APA Group (‘APA ‘or the ‘Group‘) is an energy infrastructure business that owns and operates an extensive portfolio of gas, electricity, solar and wind assets, valued at about $21 billion. APA currently delivers approximately 50 percent of Australia’s gas usage. Its infrastructure covers over 15,000 kilometres of pipelines and 27,000 kilometres of gas distribution mains and pipelines, alongside gas storage facilities, gas-fired power stations, and wind and solar farms. APA connects Victoria with South Australia and NSW with Queensland through the Group’s electricity transmission assets.
The Group comprises two trusts, AP Infrastructure Trust and APA Investment Trust. Units in APA Infrastructure Trust are stapled to units in APA Investment Trust on a one-to-one basis and trade as a single stapled security listed on ASX under the code APA.
28 cents final distribution for 6 months to 30 June 2022
APA has announced a final distribution of 28 cents per stapled security for the 6 months to 30 June 2022. The distribution is payable on 14 September.
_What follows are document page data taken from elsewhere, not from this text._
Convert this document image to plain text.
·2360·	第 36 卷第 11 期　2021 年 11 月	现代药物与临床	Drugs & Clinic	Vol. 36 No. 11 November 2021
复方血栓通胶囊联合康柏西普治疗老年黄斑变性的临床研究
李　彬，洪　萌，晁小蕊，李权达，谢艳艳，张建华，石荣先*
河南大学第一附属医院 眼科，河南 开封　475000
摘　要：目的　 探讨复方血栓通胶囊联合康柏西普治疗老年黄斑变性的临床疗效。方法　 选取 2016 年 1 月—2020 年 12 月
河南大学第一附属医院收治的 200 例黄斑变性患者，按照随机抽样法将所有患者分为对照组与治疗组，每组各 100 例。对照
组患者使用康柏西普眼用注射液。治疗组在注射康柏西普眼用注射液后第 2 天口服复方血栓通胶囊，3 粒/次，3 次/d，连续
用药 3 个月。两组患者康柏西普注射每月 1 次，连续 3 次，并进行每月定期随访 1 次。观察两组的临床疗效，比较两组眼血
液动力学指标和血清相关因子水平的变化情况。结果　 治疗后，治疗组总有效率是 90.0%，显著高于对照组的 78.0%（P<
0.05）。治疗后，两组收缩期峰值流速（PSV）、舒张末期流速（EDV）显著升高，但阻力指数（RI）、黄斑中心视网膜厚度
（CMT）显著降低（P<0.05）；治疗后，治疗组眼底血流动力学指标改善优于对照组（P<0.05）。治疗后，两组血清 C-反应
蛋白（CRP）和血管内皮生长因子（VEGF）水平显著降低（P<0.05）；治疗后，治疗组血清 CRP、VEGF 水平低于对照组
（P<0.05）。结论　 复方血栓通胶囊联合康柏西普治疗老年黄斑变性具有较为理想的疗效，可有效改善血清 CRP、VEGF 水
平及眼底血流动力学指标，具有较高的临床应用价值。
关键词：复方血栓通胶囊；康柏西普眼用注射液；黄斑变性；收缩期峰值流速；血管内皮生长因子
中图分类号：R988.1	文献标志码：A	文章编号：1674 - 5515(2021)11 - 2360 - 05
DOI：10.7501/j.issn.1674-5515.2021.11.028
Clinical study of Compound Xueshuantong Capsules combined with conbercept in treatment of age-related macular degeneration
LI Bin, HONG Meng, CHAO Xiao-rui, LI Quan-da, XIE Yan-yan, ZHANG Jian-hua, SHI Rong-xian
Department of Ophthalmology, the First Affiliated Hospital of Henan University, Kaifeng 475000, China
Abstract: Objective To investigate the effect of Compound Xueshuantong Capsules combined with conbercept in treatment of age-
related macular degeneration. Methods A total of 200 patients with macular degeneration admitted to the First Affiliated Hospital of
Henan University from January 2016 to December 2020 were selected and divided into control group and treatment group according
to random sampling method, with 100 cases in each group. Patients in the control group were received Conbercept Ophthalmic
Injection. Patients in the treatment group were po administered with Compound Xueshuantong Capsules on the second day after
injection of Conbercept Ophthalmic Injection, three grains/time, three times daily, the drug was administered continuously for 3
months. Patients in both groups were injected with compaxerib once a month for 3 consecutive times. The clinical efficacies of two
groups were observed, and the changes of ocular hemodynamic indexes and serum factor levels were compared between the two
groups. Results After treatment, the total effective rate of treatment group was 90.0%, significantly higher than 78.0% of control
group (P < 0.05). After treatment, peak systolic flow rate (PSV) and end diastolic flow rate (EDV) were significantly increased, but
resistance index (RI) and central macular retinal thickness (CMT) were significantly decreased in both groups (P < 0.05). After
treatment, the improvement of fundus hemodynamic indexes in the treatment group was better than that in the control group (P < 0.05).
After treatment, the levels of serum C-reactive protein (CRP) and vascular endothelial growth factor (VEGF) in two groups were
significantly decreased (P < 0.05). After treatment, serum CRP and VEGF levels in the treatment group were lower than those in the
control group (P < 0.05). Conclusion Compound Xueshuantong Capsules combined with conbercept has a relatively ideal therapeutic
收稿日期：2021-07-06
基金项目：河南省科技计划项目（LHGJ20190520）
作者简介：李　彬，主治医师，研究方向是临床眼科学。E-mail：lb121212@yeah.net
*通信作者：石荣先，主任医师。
Details of franking credits and distribution tax deferral status will be released on 24 August, at the same time as the 2022 financial results.
This final distribution takes the full year distribution amount to 53 cents per security. This is a 2 cent, or 3.9 percent increase per security over the previous financial year. The Distribution Reinvestment plan remains suspended.
APA Group is well positioned for the future on several fronts, in the current operating environment.
Rising inflation and higher interest rates present little or no immediate problem to APA. Most of APA’s revenue is regulated, however the regulator allows for inflation indexation of regulated revenue. For example, the Wallumbilla Gladstone Pipeline, which generated revenue of $280 million in the 6 months to December 2021, has a 7.5 percent indexation clause under the distribution agreement with customers. Existing debt facilities are at fixed interest rates, with an average maturity out to approximately 7 years. The next major re-financing is not due until FY2025.
APA directors in their half-year report to December 2021 noted that COVID related supply chain interruptions and the tight labour market, have not had a material impact on APA’s operations.
APA has a strong organic growth development pipeline as Australia transitions itself to a low carbon future. APA estimates its organic growth infrastructure investment opportunities in gas, electricity and renewables are in excess of $1.4 billion over the FY22-24 financial reporting period.
Australia is rich in energy sources and APA’s strategy is to capture the vast opportunities to invest in contracted and regulated energy infrastructure across the country. Australia already has more than 25 years of natural gas resources at current production levels. Onshore and off-shore wind resources are substantial while Australia has the highest solar radiation per square metre of any continent on the planet.
APA is central to Australia’s net zero emissions target by 2050 and its dominant incumbent position in energy transmission infrastructure supports strong cashflows and steadily rising distributions well into the future.